Im Haus von Maria Canales trifft Urrutia deren Sohn, der wie er selbst Sebastian heißt. Allein dieser Umstand ist Grund genug, dass er dem Jungen eine gewisse Aufmerksamkeit entgegenbringt. Als er das Kind im Gesicht berührt, spürt er dessen Kälte, und ihm kommen fast die Tränen. An einem anderen Abend taucht der kleine Sebastian genau in dem Moment in seinem Sichtfeld auf, als die Gastgeberin Urrutia zum ersten Mal nicht bei seinem Vornamen nennt, sondern ihn „Vater“ nennt, also seinen Status als Geistlicher hervorhebt. In seiner Interpretation wechselt sie damit die Rolle, sie wird zur Beichtenden.
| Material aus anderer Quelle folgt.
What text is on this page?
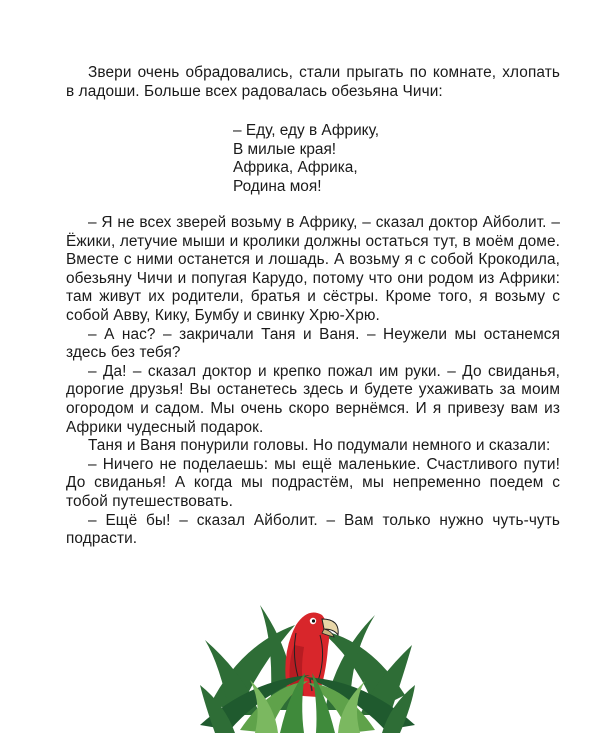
Звери очень обрадовались, стали прыгать по комнате, хлопать в ладоши. Больше всех радовалась обезьяна Чичи:

– Еду, еду в Африку,
В милые края!
Африка, Африка,
Родина моя!

– Я не всех зверей возьму в Африку, – сказал доктор Айболит. – Ёжики, летучие мыши и кролики должны остаться тут, в моём доме. Вместе с ними останется и лошадь. А возьму я с собой Крокодила, обезьяну Чичи и попугая Карудо, потому что они родом из Африки: там живут их родители, братья и сёстры. Кроме того, я возьму с собой Авву, Кику, Бумбу и свинку Хрю-Хрю.

– А нас? – закричали Таня и Ваня. – Неужели мы останемся здесь без тебя?

– Да! – сказал доктор и крепко пожал им руки. – До свиданья, дорогие друзья! Вы останетесь здесь и будете ухаживать за моим огородом и садом. Мы очень скоро вернёмся. И я привезу вам из Африки чудесный подарок.

Таня и Ваня понурили головы. Но подумали немного и сказали:

– Ничего не поделаешь: мы ещё маленькие. Счастливого пути! До свиданья! А когда мы подрастём, мы непременно поедем с тобой путешествовать.

– Ещё бы! – сказал Айболит. – Вам только нужно чуть-чуть подрасти.
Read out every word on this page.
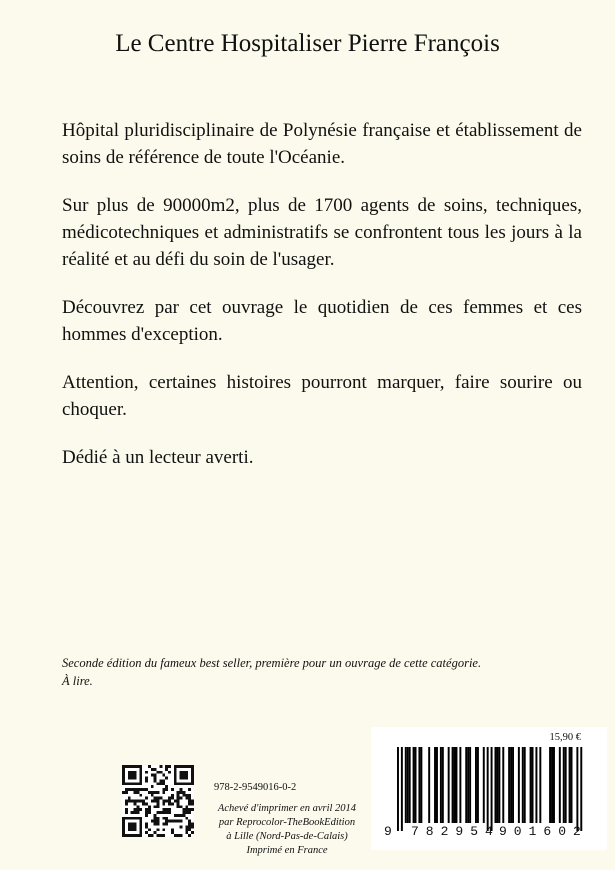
Le Centre Hospitaliser Pierre François

Hôpital pluridisciplinaire de Polynésie française et établissement de soins de référence de toute l'Océanie.

Sur plus de 90000m2, plus de 1700 agents de soins, techniques, médicotechniques et administratifs se confrontent tous les jours à la réalité et au défi du soin de l'usager.

Découvrez par cet ouvrage le quotidien de ces femmes et ces hommes d'exception.

Attention, certaines histoires pourront marquer, faire sourire ou choquer.

Dédié à un lecteur averti.

Seconde édition du fameux best seller, première pour un ouvrage de cette catégorie.
À lire.
978-2-9549016-0-2
Achevé d'imprimer en avril 2014
par Reprocolor-TheBookEdition
à Lille (Nord-Pas-de-Calais)
Imprimé en France
15,90 €
9 782954 901602
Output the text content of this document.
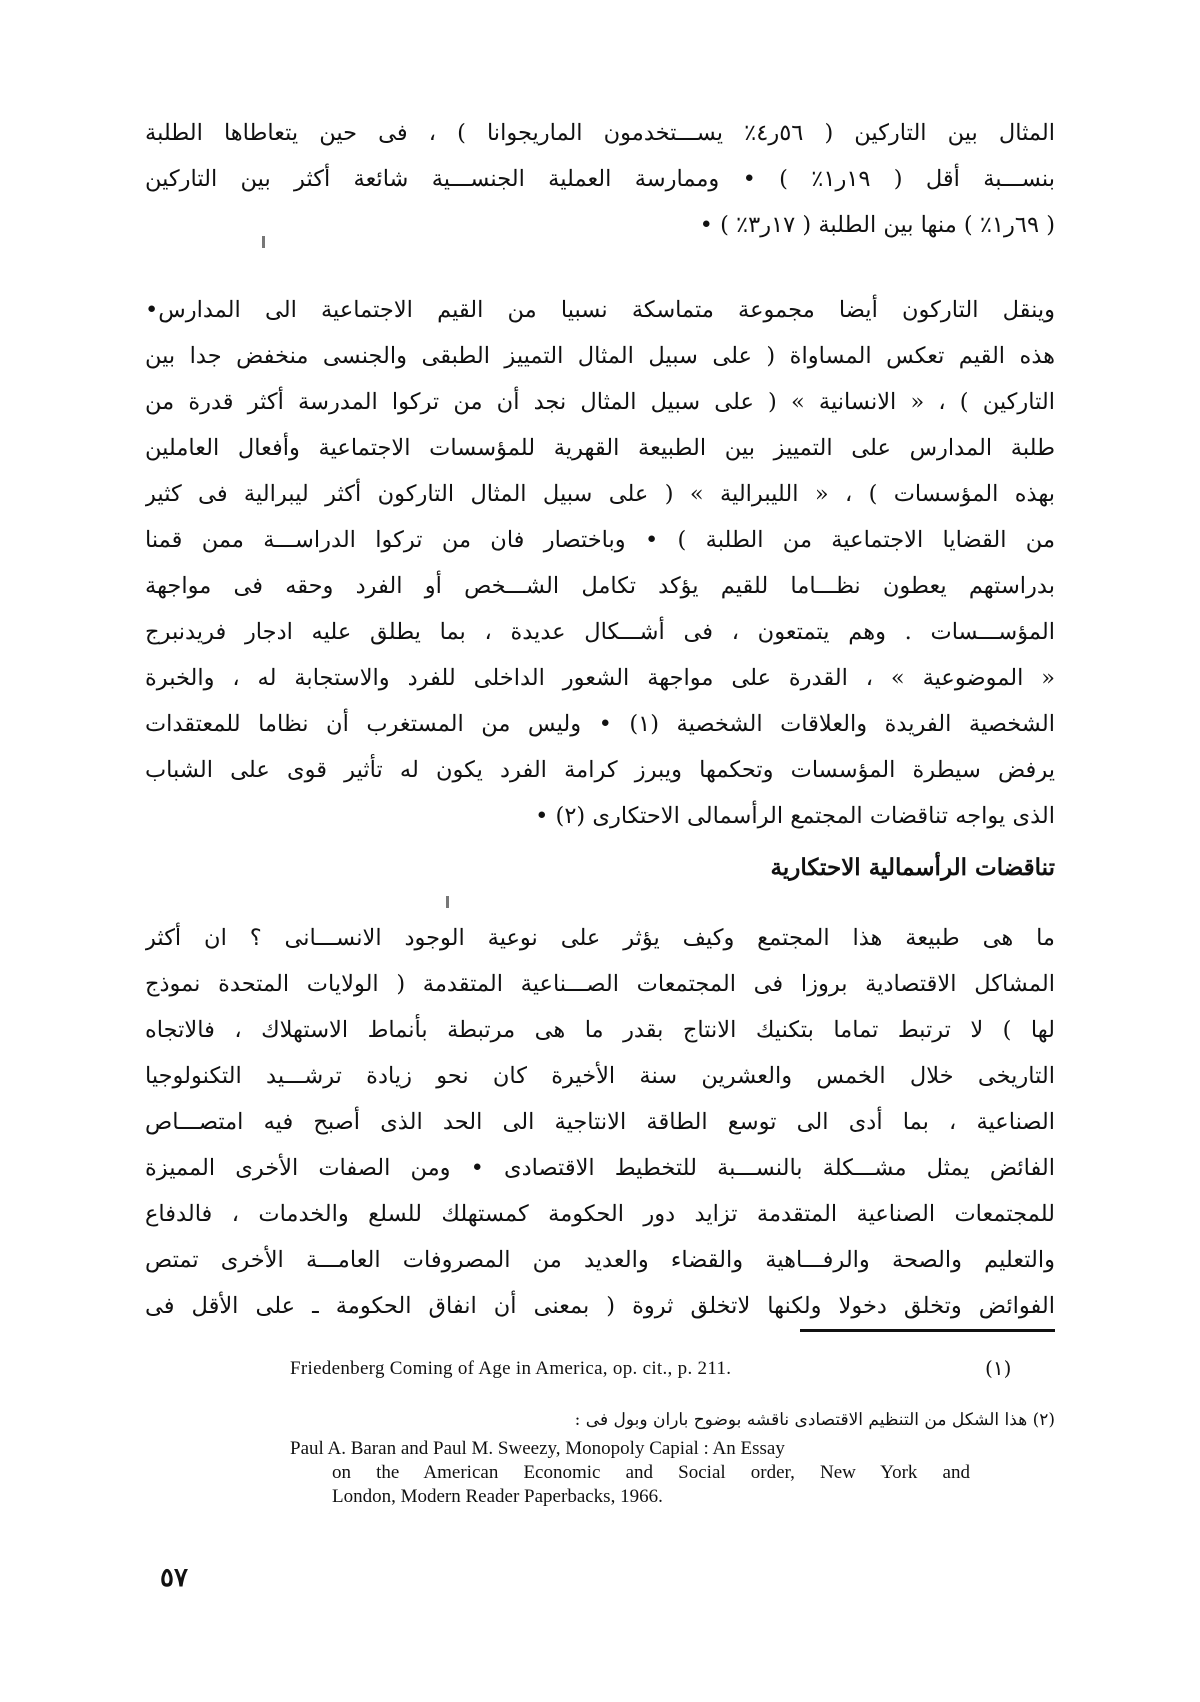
المثال بين التاركين ( ٥٦ر٤٪ يســـتخدمون الماريجوانا ) ، فى حين يتعاطاها الطلبة

بنســـبة أقل ( ١٩ر١٪ ) • وممارسة العملية الجنســـية شائعة أكثر بين التاركين

( ٦٩ر١٪ ) منها بين الطلبة ( ١٧ر٣٪ ) •

وينقل التاركون أيضا مجموعة متماسكة نسبيا من القيم الاجتماعية الى المدارس•

هذه القيم تعكس المساواة ( على سبيل المثال التمييز الطبقى والجنسى منخفض جدا بين

التاركين ) ، « الانسانية » ( على سبيل المثال نجد أن من تركوا المدرسة أكثر قدرة من

طلبة المدارس على التمييز بين الطبيعة القهرية للمؤسسات الاجتماعية وأفعال العاملين

بهذه المؤسسات ) ، « الليبرالية » ( على سبيل المثال التاركون أكثر ليبرالية فى كثير

من القضايا الاجتماعية من الطلبة ) • وباختصار فان من تركوا الدراســـة ممن قمنا

بدراستهم يعطون نظـــاما للقيم يؤكد تكامل الشـــخص أو الفرد وحقه فى مواجهة

المؤســـسات . وهم يتمتعون ، فى أشـــكال عديدة ، بما يطلق عليه ادجار فريدنبرج

« الموضوعية » ، القدرة على مواجهة الشعور الداخلى للفرد والاستجابة له ، والخبرة

الشخصية الفريدة والعلاقات الشخصية (١) • وليس من المستغرب أن نظاما للمعتقدات

يرفض سيطرة المؤسسات وتحكمها ويبرز كرامة الفرد يكون له تأثير قوى على الشباب

الذى يواجه تناقضات المجتمع الرأسمالى الاحتكارى (٢) •

تناقضات الرأسمالية الاحتكارية

ما هى طبيعة هذا المجتمع وكيف يؤثر على نوعية الوجود الانســـانى ؟ ان أكثر

المشاكل الاقتصادية بروزا فى المجتمعات الصـــناعية المتقدمة ( الولايات المتحدة نموذج

لها ) لا ترتبط تماما بتكنيك الانتاج بقدر ما هى مرتبطة بأنماط الاستهلاك ، فالاتجاه

التاريخى خلال الخمس والعشرين سنة الأخيرة كان نحو زيادة ترشـــيد التكنولوجيا

الصناعية ، بما أدى الى توسع الطاقة الانتاجية الى الحد الذى أصبح فيه امتصـــاص

الفائض يمثل مشـــكلة بالنســـبة للتخطيط الاقتصادى • ومن الصفات الأخرى المميزة

للمجتمعات الصناعية المتقدمة تزايد دور الحكومة كمستهلك للسلع والخدمات ، فالدفاع

والتعليم والصحة والرفـــاهية والقضاء والعديد من المصروفات العامـــة الأخرى تمتص

الفوائض وتخلق دخولا ولكنها لاتخلق ثروة ( بمعنى أن انفاق الحكومة ـ على الأقل فى

(١)
Friedenberg Coming of Age in America, op. cit., p. 211.
(٢) هذا الشكل من التنظيم الاقتصادى ناقشه بوضوح باران وبول فى :
Paul A. Baran and Paul M. Sweezy, Monopoly Capial : An Essay
on the American Economic and Social order, New York and
London, Modern Reader Paperbacks, 1966.
٥٧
Erstaunlich ist, dass dieses Zusammenfallen der beiden Ereignisse in ihm etwas auslöst, dass ihn dazu bringt, das Haus von Maria Canales unverzüglich, fast schon fluchtartig zu verlassen und nicht wiederzukehren.

Indem er dies tut, wendet er sich auf eine gewisse Weise auch von sich selbst ab – der andere Sebastian mag noch ein Junge sein, aber gerade sein junges Alter, in dem seine Identität noch nicht so sehr ausgebildet ist, macht ihn zur idealen Projektionsfläche.

Das Selbstbild Urrutias, der sich vor allem als Dichter sieht und erst in zweiter Instanz als Geistlichen (nicht umsonst ist er immer wieder davon überrascht, dass er seine Soutane trägt und kann sich oft nicht einmal daran erinnern, sie angezogen zu haben!) wird von Maria unsanft korrigiert. Und das in dem Moment, als er ihr gerade sein Innerstes als Dichter ausschüttet, als er von dem einsamen und steinigen Weg spricht, den jeder zurücklegen muss, der sein Leben dem Schreiben widmet! Kein Wunder, dass Urrutia wiederholt betont, dass Maria keine Ahnung hat und nicht weiß, wovon sie spricht.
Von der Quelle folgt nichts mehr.